The city of Enumclaw’s desire to improve Garrett Street was met with resistance by those being asked to pick up part of the tab.
The city has started the process that would eventually see the upgrading of Garrett Street, adding curbs and sidewalks and improving drainage.
To fund the Garrett Street undertaking, the city sought grant money through the state’s Transportation Improvement Board, an entity that doles out cash for road projects. The city was successful in its effort, getting $2 million, or roughly 80 percent of the total estimated project cost.
To keep the money, however, the city has to come up with the other 80 percent. To get the cash, the city has proposed formation of a Local Improvement District; under terms of an LID, property owners along the impacted area pay for the development, based on a formula that considers how much of their land fronts the impacted streets.
If property owners representing 60 percent of the impacted area oppose the project, it cannot move forward. If there’s less than 60 percent opposition, members of the City Council decide whether the project becmes reality.
Chris Searcy, head of the city’s Public Works Department, noted that three property owners are already counted as being in support. They signed “no protest” agreements when they previously sought permission to upgrade their property.
During a July 27 presentation before council, Searcy agreed that the timing appears poor, given the state of the economy. He defended the project, though, stating that assessments to property owners would not be sent until early 2011, allowing property owners to plan for the financial hit.
When Searcy finished, seven businessmen who would help pay the bill stepped forward to address the council – and all made it clear they do not want the project.
Brian Gallagher related that a city employee had “tried to coerce” Garrett Street property owners into supporting the idea by telling each a similar story – that their neighbors liked the idea. That was not true, Gallagher said.
He also objected to the fact that a stretch of Battersby Avenue was added to the project. He was not alone in suggesting that Battersby was added simply because it is home to city property, making it easier to get the necessary level of support to move forward.

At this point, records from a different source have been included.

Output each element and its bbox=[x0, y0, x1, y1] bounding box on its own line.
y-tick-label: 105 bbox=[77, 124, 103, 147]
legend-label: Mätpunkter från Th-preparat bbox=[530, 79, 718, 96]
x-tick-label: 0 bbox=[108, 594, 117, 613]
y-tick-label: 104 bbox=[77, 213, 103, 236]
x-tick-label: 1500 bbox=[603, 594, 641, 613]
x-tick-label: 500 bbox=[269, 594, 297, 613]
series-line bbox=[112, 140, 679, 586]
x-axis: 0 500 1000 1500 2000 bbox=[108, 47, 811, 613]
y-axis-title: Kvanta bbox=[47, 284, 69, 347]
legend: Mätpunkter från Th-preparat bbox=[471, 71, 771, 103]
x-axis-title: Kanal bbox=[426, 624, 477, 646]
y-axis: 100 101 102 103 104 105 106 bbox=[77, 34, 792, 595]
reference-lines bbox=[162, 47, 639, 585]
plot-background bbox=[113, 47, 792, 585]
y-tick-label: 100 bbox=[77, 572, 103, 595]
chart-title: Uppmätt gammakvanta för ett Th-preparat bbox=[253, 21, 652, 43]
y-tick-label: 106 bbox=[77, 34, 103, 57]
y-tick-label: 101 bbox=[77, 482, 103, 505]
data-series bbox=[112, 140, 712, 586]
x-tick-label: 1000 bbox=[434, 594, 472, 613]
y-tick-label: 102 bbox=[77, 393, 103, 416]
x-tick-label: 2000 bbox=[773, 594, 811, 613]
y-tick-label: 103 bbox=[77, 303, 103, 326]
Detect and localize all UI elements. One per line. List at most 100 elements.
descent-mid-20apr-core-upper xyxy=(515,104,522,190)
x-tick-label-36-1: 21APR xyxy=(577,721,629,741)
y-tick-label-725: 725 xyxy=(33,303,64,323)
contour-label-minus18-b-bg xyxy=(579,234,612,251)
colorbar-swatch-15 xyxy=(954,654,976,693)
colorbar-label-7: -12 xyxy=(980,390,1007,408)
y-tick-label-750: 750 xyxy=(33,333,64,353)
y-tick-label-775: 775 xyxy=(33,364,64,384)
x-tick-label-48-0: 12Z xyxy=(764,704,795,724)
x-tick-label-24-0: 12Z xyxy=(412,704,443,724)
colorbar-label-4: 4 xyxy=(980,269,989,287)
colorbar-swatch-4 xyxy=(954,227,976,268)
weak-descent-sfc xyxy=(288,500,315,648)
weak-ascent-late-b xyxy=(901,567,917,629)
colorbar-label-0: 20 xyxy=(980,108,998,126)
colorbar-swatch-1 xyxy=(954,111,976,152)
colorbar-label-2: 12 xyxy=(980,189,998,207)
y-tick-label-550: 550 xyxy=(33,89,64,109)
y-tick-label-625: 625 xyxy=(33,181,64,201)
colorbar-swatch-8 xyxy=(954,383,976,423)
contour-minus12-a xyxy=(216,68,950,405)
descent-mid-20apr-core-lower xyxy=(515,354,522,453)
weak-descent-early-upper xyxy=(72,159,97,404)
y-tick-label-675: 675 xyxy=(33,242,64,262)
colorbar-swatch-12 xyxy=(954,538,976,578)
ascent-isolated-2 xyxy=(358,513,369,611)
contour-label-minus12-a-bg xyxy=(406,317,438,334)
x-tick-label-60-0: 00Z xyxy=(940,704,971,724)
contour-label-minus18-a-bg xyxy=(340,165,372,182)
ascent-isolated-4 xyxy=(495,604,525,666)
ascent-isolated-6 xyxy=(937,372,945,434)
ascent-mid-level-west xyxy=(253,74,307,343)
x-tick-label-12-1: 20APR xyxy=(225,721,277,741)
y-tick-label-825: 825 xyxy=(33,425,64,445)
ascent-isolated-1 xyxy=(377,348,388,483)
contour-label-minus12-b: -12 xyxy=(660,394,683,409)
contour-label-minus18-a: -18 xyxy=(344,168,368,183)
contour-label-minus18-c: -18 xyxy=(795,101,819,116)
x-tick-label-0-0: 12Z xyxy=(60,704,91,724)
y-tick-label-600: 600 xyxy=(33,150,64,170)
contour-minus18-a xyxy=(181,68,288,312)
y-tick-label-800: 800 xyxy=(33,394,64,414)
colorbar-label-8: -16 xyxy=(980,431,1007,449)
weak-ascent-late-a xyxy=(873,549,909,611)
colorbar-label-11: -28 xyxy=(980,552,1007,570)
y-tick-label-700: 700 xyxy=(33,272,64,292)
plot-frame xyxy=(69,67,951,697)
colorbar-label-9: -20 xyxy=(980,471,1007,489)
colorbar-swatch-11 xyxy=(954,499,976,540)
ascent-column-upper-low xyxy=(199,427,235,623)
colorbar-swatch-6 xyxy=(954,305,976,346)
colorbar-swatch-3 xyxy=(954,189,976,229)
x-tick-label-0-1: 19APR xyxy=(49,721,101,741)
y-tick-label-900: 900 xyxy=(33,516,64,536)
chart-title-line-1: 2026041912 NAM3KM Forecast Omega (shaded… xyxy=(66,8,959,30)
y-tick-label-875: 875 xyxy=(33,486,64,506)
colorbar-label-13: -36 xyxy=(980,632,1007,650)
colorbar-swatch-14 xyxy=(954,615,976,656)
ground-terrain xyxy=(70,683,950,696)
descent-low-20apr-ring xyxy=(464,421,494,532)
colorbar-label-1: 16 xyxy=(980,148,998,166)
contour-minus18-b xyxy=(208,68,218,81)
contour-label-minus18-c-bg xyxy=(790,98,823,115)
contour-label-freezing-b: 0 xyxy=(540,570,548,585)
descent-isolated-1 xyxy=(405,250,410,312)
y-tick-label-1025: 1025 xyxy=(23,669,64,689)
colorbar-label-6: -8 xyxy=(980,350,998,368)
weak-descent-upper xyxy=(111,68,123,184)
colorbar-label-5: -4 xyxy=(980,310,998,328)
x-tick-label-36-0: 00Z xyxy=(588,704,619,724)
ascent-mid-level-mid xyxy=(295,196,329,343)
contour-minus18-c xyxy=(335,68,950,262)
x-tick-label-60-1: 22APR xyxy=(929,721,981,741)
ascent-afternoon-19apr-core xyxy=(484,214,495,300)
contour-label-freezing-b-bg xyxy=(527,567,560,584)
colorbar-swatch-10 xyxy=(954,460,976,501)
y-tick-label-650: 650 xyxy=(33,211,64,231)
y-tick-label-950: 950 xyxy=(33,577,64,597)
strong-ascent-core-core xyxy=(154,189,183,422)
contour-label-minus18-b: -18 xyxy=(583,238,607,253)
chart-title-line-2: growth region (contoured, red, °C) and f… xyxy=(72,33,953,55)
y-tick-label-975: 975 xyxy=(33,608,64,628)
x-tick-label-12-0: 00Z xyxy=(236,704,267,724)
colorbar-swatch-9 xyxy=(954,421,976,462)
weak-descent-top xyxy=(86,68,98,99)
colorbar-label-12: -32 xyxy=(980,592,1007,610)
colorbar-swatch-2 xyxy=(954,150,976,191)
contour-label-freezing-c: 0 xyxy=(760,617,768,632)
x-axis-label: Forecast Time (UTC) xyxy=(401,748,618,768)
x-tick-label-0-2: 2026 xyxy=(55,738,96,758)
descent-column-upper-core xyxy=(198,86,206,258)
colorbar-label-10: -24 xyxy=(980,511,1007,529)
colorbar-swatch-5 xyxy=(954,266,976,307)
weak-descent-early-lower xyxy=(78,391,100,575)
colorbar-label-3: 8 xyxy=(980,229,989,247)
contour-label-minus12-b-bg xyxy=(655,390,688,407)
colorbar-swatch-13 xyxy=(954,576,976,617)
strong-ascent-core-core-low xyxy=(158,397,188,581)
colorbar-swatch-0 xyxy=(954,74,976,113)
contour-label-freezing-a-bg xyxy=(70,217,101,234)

Lee Pohlman reminded council members that Garrett Street is an industrial area and improving the street would lead to more traffic, factors that do not mesh well.
He reiterated the notion that Garrett Street business owners feel the lines of communication with the city have been poor.
“I really feel like it’s an us-against-them mentality,” he said.
Tom Nilles objected to the process employed by the city, noting that money has been spent on work by consultants before the city determined if local property owners would support the project.
“The city has done a very poor job of selling this program,” he said.
Others complained about the timing of the project, pointing out that annual revenues have fallen for businesses in the area.
Councilman Rich Elfers asked why Battersby Avenue was added to the project, which originally was limited to Garrett Street.
Searcy said he was told by a Transportation Improvement Board representative that the city would have a better chance of receiving funding if the scope of the project was expanded.
Councilman Jim Hogan noted that “it’s possible this is just the wrong project for the wrong part of town.”
Council members agreed to keep the public hearing on the LID project open until their Monday meeting.